5 “Whoever receives one such child in my name receives me,

Those who trust Christ with simple faith have Jesus and receive all that Jesus has promised.

Luther says,

Consider Christ himself, how he draws little children to him, how urgently in Matthew 18 he commends them to us and praises the angles who wait upon them, in order to show us how great a service it is when we train the young properly.

LW Vol. 45 pg. 372

As we consider our regular worship, social distancing, pandemic, school and all that our normal life use to be and we hope will be again, we also need to get back to the holy work God has given us to do,

To, train up a child in the way he should go, And when he is old he will not depart from it. Prov. 22:6

The responsibility even from the time of infancy calls parents of those who have been brought to faith in baptism to not let these little ones who believe in me to fall … back into the sinfulness they were born into … before being called to faith in Jesus Christ by the working and power of the Holy Spirit.

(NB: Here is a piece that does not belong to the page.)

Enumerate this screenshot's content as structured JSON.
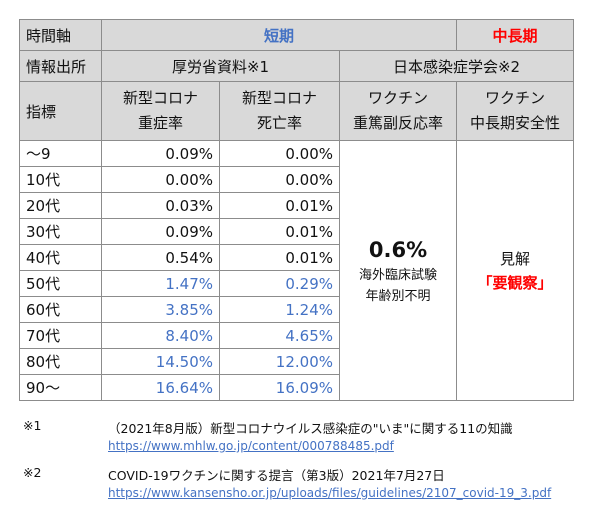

You have a Godly calling as a parent to raise your child in the faith, especially if they are baptized and to make sure that they are brought to God’s house for worship, where Christ gives his gifts of word and sacrament.

Also, the good work available in VBS this year was a take home program for parents and guardians alike to see to it that these little ones stay connected to Christ.

We all have, in Christ, a Godly calling to keep children connected to Jesus and his word.

Paul says in Ephesians 4:

27 and give no opportunity to the devil. 28 Let the thief no longer steal, but rather let him labor, doing honest work with his own hands, so that he may have something to share with anyone in need. 29 Let no corrupting talk come out of your mouths, but only such as is good for building up, as fits the occasion, that it may give grace to those who hear. 30 And do not grieve the Holy Spirit of God, by whom you were sealed for the day of redemption. 31 Let all bitterness and wrath and anger and clamor and slander be put away from you, along with all malice.32 Be kind to one another, tenderhearted, forgiving one another, as God in Christ forgave you. Eph. 4:27-32

Be childlike in faith and love!

By childlike faith, God in Christ has given you faith in Him and life!

He has lifted you up as a little child giving you comfort and peace in him.
He has placed you in the midst of the world as his disciple to shine the light of Christ.
He has given those under your care the joy to teach them about Jesus and his love.
He will bring forth, by faith, those who believe in him to confess as the church confesses … “You are the Christ the Son of the Living God!”

May you be comforted and joyful as little Atarra was who sees in God’s church, word, and gifts, Jesus!

In the name of the Father, and of the Son + and of the Holy Spirit.